Please Don't Feed the Trial Lawyers
The ABA is drooling over the payoff looming from environmentalist folly:
How many of the other environmental "solutions" will suddenly be discovered to have been somehow "damaging" to our well-being and thus a pretext for class-action suits?
How's this for tort reform----eliminate class-action lawsuits and require plaintiffs to actually significantly participate in pressing their legal claims?
The secondary benefit would be defunding the Democratic Party.
Congress is wrangling over a federal energy bill filled with pork. But budget waste has garnered less attention than one of the bill's most sensible provisions, limiting legal liability for producers of methyl tertiary butyl ether (MTBE). Government normally shouldn't protect companies from lawsuits, but Washington is largely responsible for the problem -- the focus of a number of lawsuits, including scores of consolidated cases being heard in New York.
MTBE began as a gasoline additive in 1979 to make gasoline burn more cleanly. Congress mandated use of oxygenates to reduce carbon dioxide emissions, intending to subsidize already heavily subsidized ethanol.
However, MTBE proved to be the superior product. It could be shipped via pipelines and emitted less pollution than ethanol. The Sierra Club called MTBE one of the ten most environmentally useful products.
Unfortunately, the additive can contaminate the water supply if it leaks from a pipeline or storage tank. The result is unpleasant, not dangerous.
Robert M. Hirsch of the U.S. Geological Survey explained: "MTBE is primarily an aesthetic (taste and odor) problem." Thankfully, seepage is limited. Said Hirsch, "MTBE levels do not appear to be increasing over time and are almost always below levels of concern from aesthetic and public health standpoints."
According to the EPA, MTBE has contaminated just 16 of nearly 4,000 public water systems, or .4 percent, requiring clean-up. (Traces of MTBE, requiring no action, have been detected in others.)

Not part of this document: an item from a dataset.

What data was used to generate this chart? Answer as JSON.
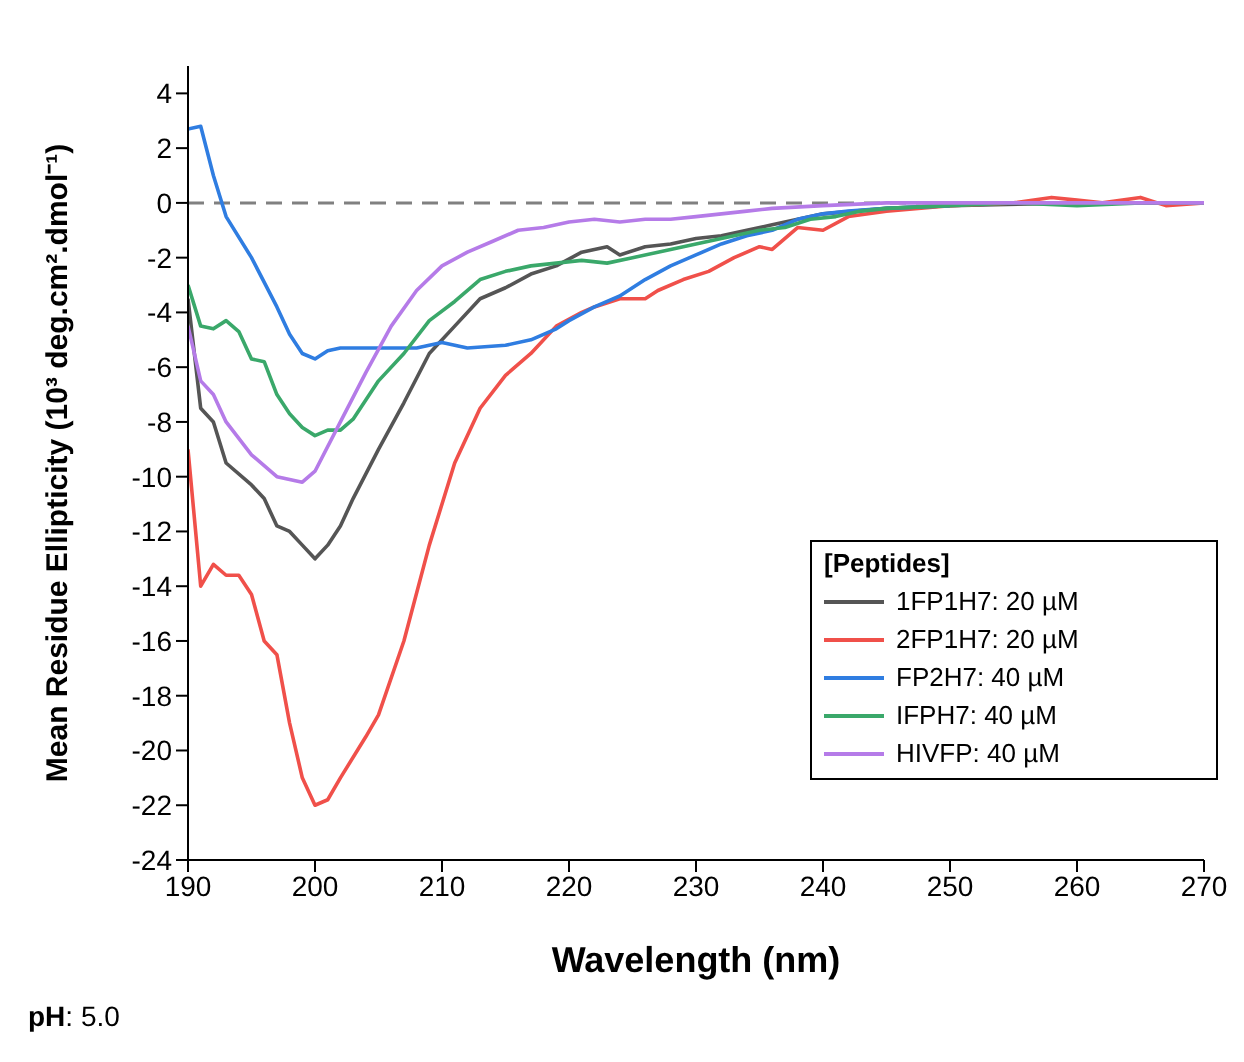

Notes Nathan Vardi of Forbes, "This would not, in other words, be the stuff of toxic tort litigation in any legal system but the American one." But it is the American legal system. Thus, writes H. Sterling Burnett of the National Center for Policy Analysis, "trial lawyers [are] acting like sharks who smell blood in the water."
How many of the other environmental "solutions" will suddenly be discovered to have been somehow "damaging" to our well-being and thus a pretext for class-action suits?
How's this for tort reform----eliminate class-action lawsuits and require plaintiffs to actually significantly participate in pressing their legal claims?
The secondary benefit would be defunding the Democratic Party.
1 Comments:
How right you are. In most states small claims courts have been set up to handle disputes under $5k. How is that trial lawyers may file class actions, usually returning less than $15 to class members, yet still collect their attorney fees in the hundreds of millions?
This is pure paracitism of non-lawyer jobs and our economy.